Salariée en apprentissage chez M.D.A. à Avoudrey, Maude Vienet, 24 ans, a décroché la première place du podium aux WorldSkills 2025, catégorie maroquinerie. Une fierté pour la jeune femme passionnée par le travail du cuir.
La nouvelle génération des artisans-maroquiniers, c’est en partie elle qui l’incarne. À 24 ans, la jeune fille employée chez le fabricant de maroquinerie M.D.A. basé à Avoudrey - l’usine est bien visible depuis la 2 X 2 voies -, a décroché une des récompenses les plus prestigieuses de l’artisanat français : la médaille d’or aux WorldSkills 2025 (le nouveau nom des Olympiades des métiers) qui se déroulaient cet automne à Marseille.

La compétition réunissait la fine fleur nationale dans une soixantaine de métiers différents.

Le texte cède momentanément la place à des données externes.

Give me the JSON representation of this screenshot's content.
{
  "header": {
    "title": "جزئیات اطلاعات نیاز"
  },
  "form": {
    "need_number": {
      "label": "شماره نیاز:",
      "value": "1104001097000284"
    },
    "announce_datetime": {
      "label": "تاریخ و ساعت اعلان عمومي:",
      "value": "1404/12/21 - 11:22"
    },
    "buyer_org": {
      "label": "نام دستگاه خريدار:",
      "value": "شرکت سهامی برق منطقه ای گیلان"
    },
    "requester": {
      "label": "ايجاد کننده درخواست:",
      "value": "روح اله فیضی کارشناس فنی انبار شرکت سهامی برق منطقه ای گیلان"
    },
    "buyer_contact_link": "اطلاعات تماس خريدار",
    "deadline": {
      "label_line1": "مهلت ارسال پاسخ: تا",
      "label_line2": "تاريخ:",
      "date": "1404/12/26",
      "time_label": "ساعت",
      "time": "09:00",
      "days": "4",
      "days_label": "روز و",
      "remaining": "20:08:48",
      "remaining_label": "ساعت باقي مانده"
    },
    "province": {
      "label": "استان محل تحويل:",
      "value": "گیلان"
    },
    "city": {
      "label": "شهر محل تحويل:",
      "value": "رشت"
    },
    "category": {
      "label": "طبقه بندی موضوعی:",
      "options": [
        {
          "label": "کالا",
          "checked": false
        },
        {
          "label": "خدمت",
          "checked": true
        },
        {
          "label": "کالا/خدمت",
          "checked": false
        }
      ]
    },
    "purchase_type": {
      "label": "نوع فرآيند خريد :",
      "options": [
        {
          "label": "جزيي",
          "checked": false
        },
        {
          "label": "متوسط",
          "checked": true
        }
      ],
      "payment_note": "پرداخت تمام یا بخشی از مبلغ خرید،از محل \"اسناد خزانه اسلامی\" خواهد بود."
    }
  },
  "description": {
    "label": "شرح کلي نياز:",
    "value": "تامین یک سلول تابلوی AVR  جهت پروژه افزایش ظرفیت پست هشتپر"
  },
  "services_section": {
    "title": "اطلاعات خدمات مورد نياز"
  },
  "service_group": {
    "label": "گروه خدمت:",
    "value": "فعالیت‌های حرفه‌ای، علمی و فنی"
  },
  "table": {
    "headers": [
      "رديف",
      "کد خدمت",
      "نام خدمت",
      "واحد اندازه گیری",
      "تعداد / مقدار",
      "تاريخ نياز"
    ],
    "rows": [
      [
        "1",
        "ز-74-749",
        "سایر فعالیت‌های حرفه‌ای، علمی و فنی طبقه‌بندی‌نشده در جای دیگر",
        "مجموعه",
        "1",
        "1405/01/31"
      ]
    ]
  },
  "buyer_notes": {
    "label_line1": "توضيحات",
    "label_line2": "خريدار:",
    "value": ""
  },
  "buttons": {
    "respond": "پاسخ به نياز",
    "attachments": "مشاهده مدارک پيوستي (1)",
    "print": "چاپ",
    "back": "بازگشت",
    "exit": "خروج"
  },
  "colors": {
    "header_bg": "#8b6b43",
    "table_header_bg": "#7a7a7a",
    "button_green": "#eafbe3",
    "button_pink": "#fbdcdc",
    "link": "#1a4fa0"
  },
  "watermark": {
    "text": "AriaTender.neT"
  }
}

Maude Vienet avait déjà remporté au printemps la finale régionale, c’est désormais sur la plus haute marche du podium national qu’elle est montée. “Au national, nous étions 10 qualifiés. J’ai fini première” résume la jeune fille originaire de Saint-Vit. Elle est montée sur la première marche du podium à l’issue d’une épreuve particulièrement sélective. “Il y a d’abord une épreuve qui dure entre 30 minutes et deux heures où il s’agit de présenter un produit de maroquinerie spécifique. Puis une grosse épreuve de 16 heures pendant laquelle il faut monter un sac de A à Z, où tous les gestes sont scrutés de près. Tout se joue sur de petits détails” décrit la lauréate qui est actuellement en deuxième année de B.T.S. “Métiers de la mode, chaussure et maroquinerie” à l’I.F.A.C. de Montbéliard, en alternance entre son école et son entreprise d’Avoudrey où elle a fait tout son apprentissage, depuis le C.A.P., en passant par le F.M.A. (Fabricant maroquinerie d’art).
Voilà donc quatre ans que Maude Vienet s’épanouit au sein de cette entreprise implantée en 2020 à Avoudrey, qui emploie aujourd’hui près de 180 salariés. M.D.A. travaille aujourd’hui exclusivement pour une des plus anciennes marques de maroquinerie du monde, la marque belge de haute maroquinerie Delvaux.
Elle qui a commencé en tant qu’opératrice-monteuse, Maude Vienet travaille aujourd’hui au bureau d’études de M.D.A. en tant que prototypiste et metteuse en œuvre où elle perfectionne son savoir-faire sur des produits de haute maroquinerie. “Mon travail consiste à rendre réalisables en série les projets que nous envoie le bureau de style basé à Bruxelles” explique l’artisane. Elle ne compte pas s’arrêter en si bon chemin. “À l’issue de mon B.T.S. que je dois valider en juin prochain, je souhaiterais poursuivre ma formation et me spécialiser dans des disciplines comme le garnissage.”
Maude Vienet ne se prédestinait pourtant pas à ce début de carrière prometteur dans l’industrie haut de gamme, elle qui avait entamé une licence de langues à Besançon et souhaitait devenir professeure d’anglais. “C’était à l’époque du Covid, on est assez nombreux à avoir décroché à ce moment-là. Et comme j’aimais bien la couture, je me suis lancée dans cette formation. Je ne le regrette pas” dit-elle, passionnée par le travail du cuir. “J’ai toujours aimé travailler de mes mains. Le cuir est une matière fascinante, complexe et vivante, que l’on apprend à comprendre et à respecter. Les savoir-faire traditionnels sont le cœur du métier, mais les innovations ne peuvent qu’élargir le champ des possibles. Je crois à la complémentarité entre gestes anciens et techniques modernes” note-t-elle.

La jeune apprentie maîtrise aujourd’hui de nombreux savoir-faire - prototypage, maquettage, conception sur logiciel, préparation et montage de produits - et forme à son tour de jeunes opérateurs à l’atelier. À travers son métier, depuis Avoudrey, Maude Vienet contribue à son échelle à faire rayonner l’excellence du savoir-faire maroquinier français, reconnu dans le monde entier.
Acteur clé dans l’économie nationale, troisième secteur exportateur mondial et l’un des piliers de la balance commerciale française, la maroquinerie française repose sur un maillage d’ateliers et de P.M.E. ancrées dans les territoires, à l’image de M.D.A. à Avoudrey. À l’échelle de la région Bourgogne-Franche-Comté, 19 entreprises et 30 établissements représentent la maroquinerie, avec 3 400 salariés en 2024, contre 1 920 salariés il y a 10 ans. Un secteur en croissance constante. Si le secteur est porté par les grandes maisons de luxe connues de tous, il comprend aussi les sous-traitants, un tissu très divers d’acteurs dont 70 % de P.M.E. Une vraie locomotive pour l’économie française.